Parasku ayu, dengan tubuh yang transparan tanpa tulang dan kulit sehingga organ dalamku terekspos. Entah apa yang terjadi padaku di masa lampau sehingga aku tidak kebagian tulang dan kulit. Tapi tak apa, itu berarti aku bisa irit dengan tidak perlu membeli pakaian ganti layaknya si kunti.

Aku aktif bekerja di malam hari. Tuntutan bahan makanan pokok memaksaku dengan predikat si hantu yang paling ditakuti di Kalimantan, kerja keras banting tulang. Uppsss, aku lupa aku tak punya tulang.

Aku berkelana di malam hari mencari es teh segar yang berwujud darah persalinan atau darah bayi. Dengan asupan es teh yang cukup, hal ini sangat baik untuk kelagsungan hidupku. Ingat ya aku masih hidup. Hanya dunia dan keyakinan kita berbeda sehingga menyebabkan terganjalnya restu orang tua.

#NowPlaying Marcell – Peri Cintaku

Semasa hidup di dunia aku gemar belajar ilmu hitam. Seperti yang kalian ketahui, mempelajari ilmu aritmatika adalah hal yang rumit. Aku tekun belajar ilmu hitam sampai aku berhasil menguasainya.

Namun nahas, ketika aku sedang memperdalam ilmu hitamku ke negeri sebrang, aku mati sia-sia seorang diri. Namun aku masih mempunyai layanan VIP dari ilmu hitam yang kupelajari semasa hidup di dunia. Layanan ekslusif yang aku terima berupa identitas baru sebagai Kuyang ini.

Dengan identitas baruku, aku mampu melakukan apapun untuk menakuti para manusia. Dengan begitu aku bertahta sebagai hantu paling ditakuti di Pulau Borneo.
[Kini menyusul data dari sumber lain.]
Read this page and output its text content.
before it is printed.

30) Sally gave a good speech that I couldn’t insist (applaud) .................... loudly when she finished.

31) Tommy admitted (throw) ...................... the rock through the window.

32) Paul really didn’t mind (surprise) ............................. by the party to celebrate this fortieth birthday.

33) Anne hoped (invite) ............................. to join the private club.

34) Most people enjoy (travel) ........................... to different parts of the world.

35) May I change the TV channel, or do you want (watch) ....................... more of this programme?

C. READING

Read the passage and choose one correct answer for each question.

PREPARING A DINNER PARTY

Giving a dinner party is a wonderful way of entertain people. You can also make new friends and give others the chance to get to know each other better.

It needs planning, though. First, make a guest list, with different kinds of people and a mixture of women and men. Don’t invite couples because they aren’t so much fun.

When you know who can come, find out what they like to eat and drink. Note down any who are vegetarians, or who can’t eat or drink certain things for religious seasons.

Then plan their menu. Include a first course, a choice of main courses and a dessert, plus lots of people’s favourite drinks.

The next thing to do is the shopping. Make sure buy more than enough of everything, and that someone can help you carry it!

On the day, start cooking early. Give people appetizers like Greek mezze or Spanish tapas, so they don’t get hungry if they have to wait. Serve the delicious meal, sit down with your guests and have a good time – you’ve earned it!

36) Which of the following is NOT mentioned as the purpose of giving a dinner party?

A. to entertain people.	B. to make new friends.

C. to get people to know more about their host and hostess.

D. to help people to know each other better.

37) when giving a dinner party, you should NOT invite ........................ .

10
Aku bisa menjelma sebagai seorang wanita biasa disiang hari. Dengan begitu, aku bisa mengawasi target ku yang berupa ibu hamil agar tidak ditikung oleh mbak-mbak kunti. Banyak yang tidak mengenaliku berkat kecerdikanku ini.

Namun ada beberapa manusia yang tak kalah cerdik dariku yang mengganggu pengintaianku ini. Mereka dapat mengenaliku sebagai kuyang karna mereka tahu aku tak memiliki garis pada bibir atas.

Saat berkeliaran pada siang hari aku biasa mengenakan gaun berwarna hitam supaya ga kalah saing sama sama kunti. Aturan dari bos besar memaksaku harus mengenakan gaun hitam yang super panas ini ditambah lagi dengan Kalimantan yang suhunya bak gurun sahara. Padahal ingin sekali aku memakai gaun berwarna pink.

Setalah aku mengintai ibu hamil, aku akan melancarkan aksi di malam hari ketika si ibu tertidur pulas. Saat itu adalah saat yang pas untuk beraksi.

Jiwa ibu hamil tersebut akan kuserap dan aku akan memakan janin yang dikandungnya dengan bersih dan tuntas. Dengan begitu si ibu akan menyadari bahwa ia mengalami kekeguran, tanpa tau ulahku yang sebenarnya. Begitulah diriku, semoga kalian dapat memahamiku dengan baik.

  • Siti Nurhayati, Mahasiswi Ilmu Komunikasi yang menggemari Fiersa Besari dan maksi di Mekdi.